LUIZ GERALDO MAZZA
Devagar, deputados
Mais uma lição ao açodamento parlamentar na liminar concedida em favor de Fabio Camargo pelo ministro Gilmar Mendes do STF: não esperaram a decisão da mais alta corte do País sobre o pleito de Maurício Requião, ainda sub judice, e escolheram Ivan Bonilha, indicado pelo governador, e agora já se preparavam para aprontar outra na mesma linha.

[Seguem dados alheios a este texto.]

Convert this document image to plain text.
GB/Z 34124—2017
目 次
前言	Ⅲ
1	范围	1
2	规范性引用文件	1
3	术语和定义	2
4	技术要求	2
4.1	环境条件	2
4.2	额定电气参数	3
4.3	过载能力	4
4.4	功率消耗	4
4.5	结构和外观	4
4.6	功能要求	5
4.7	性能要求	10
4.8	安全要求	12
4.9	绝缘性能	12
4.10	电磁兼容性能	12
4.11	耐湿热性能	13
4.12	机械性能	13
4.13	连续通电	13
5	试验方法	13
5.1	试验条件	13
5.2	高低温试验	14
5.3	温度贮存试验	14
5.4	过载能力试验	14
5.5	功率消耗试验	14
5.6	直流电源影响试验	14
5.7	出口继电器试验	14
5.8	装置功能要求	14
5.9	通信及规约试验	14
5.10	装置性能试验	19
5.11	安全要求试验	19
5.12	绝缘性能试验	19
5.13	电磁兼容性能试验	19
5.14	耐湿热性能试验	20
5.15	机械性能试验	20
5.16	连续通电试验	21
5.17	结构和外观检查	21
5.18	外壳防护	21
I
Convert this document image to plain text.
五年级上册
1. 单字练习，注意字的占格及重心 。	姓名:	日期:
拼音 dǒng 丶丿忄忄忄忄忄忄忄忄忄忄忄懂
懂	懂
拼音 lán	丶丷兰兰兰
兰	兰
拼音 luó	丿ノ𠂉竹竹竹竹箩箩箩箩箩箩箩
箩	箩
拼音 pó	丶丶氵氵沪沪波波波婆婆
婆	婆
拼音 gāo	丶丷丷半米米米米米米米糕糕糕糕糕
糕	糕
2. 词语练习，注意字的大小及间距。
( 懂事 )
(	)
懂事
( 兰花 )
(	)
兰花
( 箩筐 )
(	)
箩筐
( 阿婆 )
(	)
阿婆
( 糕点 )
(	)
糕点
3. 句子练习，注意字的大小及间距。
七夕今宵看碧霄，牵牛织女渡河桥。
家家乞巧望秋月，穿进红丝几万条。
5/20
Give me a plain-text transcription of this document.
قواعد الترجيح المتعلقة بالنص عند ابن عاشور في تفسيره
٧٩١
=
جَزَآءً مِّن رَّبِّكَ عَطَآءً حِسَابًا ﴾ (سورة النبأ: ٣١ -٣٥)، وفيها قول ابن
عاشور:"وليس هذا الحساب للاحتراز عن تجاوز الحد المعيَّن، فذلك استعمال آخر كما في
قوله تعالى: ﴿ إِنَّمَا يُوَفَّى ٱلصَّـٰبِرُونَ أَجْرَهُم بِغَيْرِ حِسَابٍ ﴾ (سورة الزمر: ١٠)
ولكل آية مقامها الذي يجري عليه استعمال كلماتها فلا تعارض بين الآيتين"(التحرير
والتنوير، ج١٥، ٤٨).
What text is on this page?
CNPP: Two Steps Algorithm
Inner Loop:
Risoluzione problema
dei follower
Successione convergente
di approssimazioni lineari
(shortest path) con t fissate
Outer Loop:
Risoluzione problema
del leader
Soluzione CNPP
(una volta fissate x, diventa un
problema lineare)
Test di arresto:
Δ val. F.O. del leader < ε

Há ainda no episódio Camargo presunção de que os Três Poderes de Estado articularam a escolha com a montagem do Caixa Único e mais o acesso a depósitos judiciais e isso deu margem a investigação de advocacia administrativa e tráfico de influência, sob análise tanto do STJ como do CNJ. É claro que o Legislativo tentou com mais essa manobra uma queima (ou seria lavagem?) de arquivo, porque ao reprisar a praxe da subserviência quebrou a cara, e quando pretendia festejar a retirada de Fabio Camargo eis que algo mais importante que um fantasma retorna, o apoiado e posteriormente, por uma conveniência, rejeitado, que deu margem a toda questão. Momento portanto de captar a crise de caráter - e isso permanente - dos nossos políticos.
Agora só falta elegerem um outro ou ratificarem o escolhido e de repente pintar uma decisão do STF devolvendo Maurício Requião ao seu posto. Chega a ser risível, mas tem uma certa medida de trágico-bufo em tudo isso.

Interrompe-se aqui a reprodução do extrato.